The Trump administration was more hostile to immigration and
immigrants than any administration in decades, making it harder for
people to visit, live or work in the United States and seeking to
reduce the number illegally entering the country.
…
People were denied the opportunity to apply for asylum and returned
to dangerous conditions at home. Children were traumatized by being
separated from their families. Trump’s signature border wall went
up in environmentally sensitive areas.
Trump’s policy was
marked by great cruelty. The Trump Administration tightened
up asylum requirements.
The regulation raises additional obstacles to passing a preliminary
screening at the border, eliminates multiple long-established grounds
for granting asylum, and allows immigration judges to deny people
their day in court by rejecting applications without a hearing. The
regulation denies protection to nearly all who pass through more than
one country on their way to the U.S.
The former First
Lady, Michelle Obama, slammed
the Trump Administration for, among other things, an awful
immigration policy.
She said the last four years had been
difficult to explain to America's children.

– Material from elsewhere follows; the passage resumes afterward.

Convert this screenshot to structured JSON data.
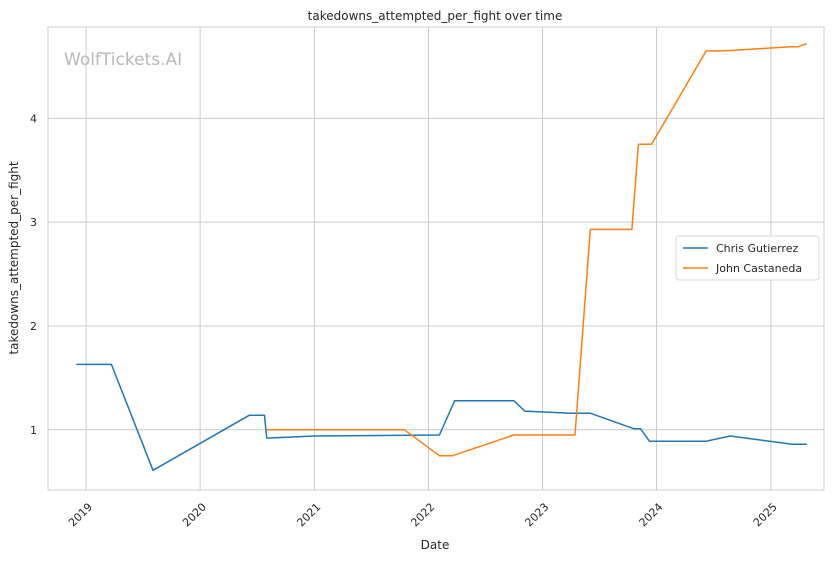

"They see our leaders labelling
fellow citizens enemies of the state, while emboldening torch-bearing
white supremacists.
"They watch in horror as children are torn from their families
and thrown into cages, and pepper spray and rubber bullets are used
on peaceful protests for a photo op."
Again, the last
administration took on a policy that had escaped solution for a
while, but its solutions were catastrophically worse than had they
done nothing.
That last reference
was to an event that
will forever color views of the Trump
Administration.
Peaceful protesters were occupying Lafayette Square, right in front
of the White House.
Last summer, peaceful Black Lives Matter protesters were met with
rubber bullets and tear gas outside the White House to clear the way
for President Donald Trump’s photo-op with military leaders and a
Bible at a nearby church.
Basically, the
President treated American protesters as though they were foreign
enemies. Instead of simply sending a few people out to the square to
clear the way and rope off a path to the St. John’s Episcopal
Church, the President and his people strolled through after tear gas
and massed police had violently cleared the way. It
didn’t help that this occurred only a week after the
brutal murder of George Floyd by four policemen in Minnesota.
Floyd, a 46-year-old Black man, died May 25 after an encounter with
Minneapolis Police in which former officer Derek Chauvin knelt on his
neck for nearly eight minutes as Floyd pleaded for air. Floyd's final
moments were captured on video, and his death led to rioting and
fires in the city as well as widespread protests against police
brutality and racism.
What the church
photo op showed was that the President wasn’t particularly
concerned about Floyd or even the general issue of police brutality,
one way or the other.
A big example of
tone-deafness on Trump’s part was
the awarding of a Medal of Freedom to the radio talker Rush
Limbaugh. Limbaugh is popular with right-wingers. With the general
public? Ehh, not so much. Obama’s awards were to people like Bill
and Melinda Gates and the comedian Ellen DeGeneres. Obama’s choices
were
perhaps not to everyone’s liking, but they weren’t as
in-your-face partisan as Trump’s choices were.
So, I agree that
I’ve highlighted some of the very worst policies of the Trump
Administration, with the Republican House and Senate often just
playing a supporting role, but I don’t think there’s much mystery
as to why Democrats have successfully taken over three branches of
our government.
The House under
Speaker Nancy Pelosi passed
a total of nearly
400 bills by November 2019 that were then largely ignored by the
Senate and the President, meaning that there was a demand for
legislation that the other two branches simply weren’t addressing.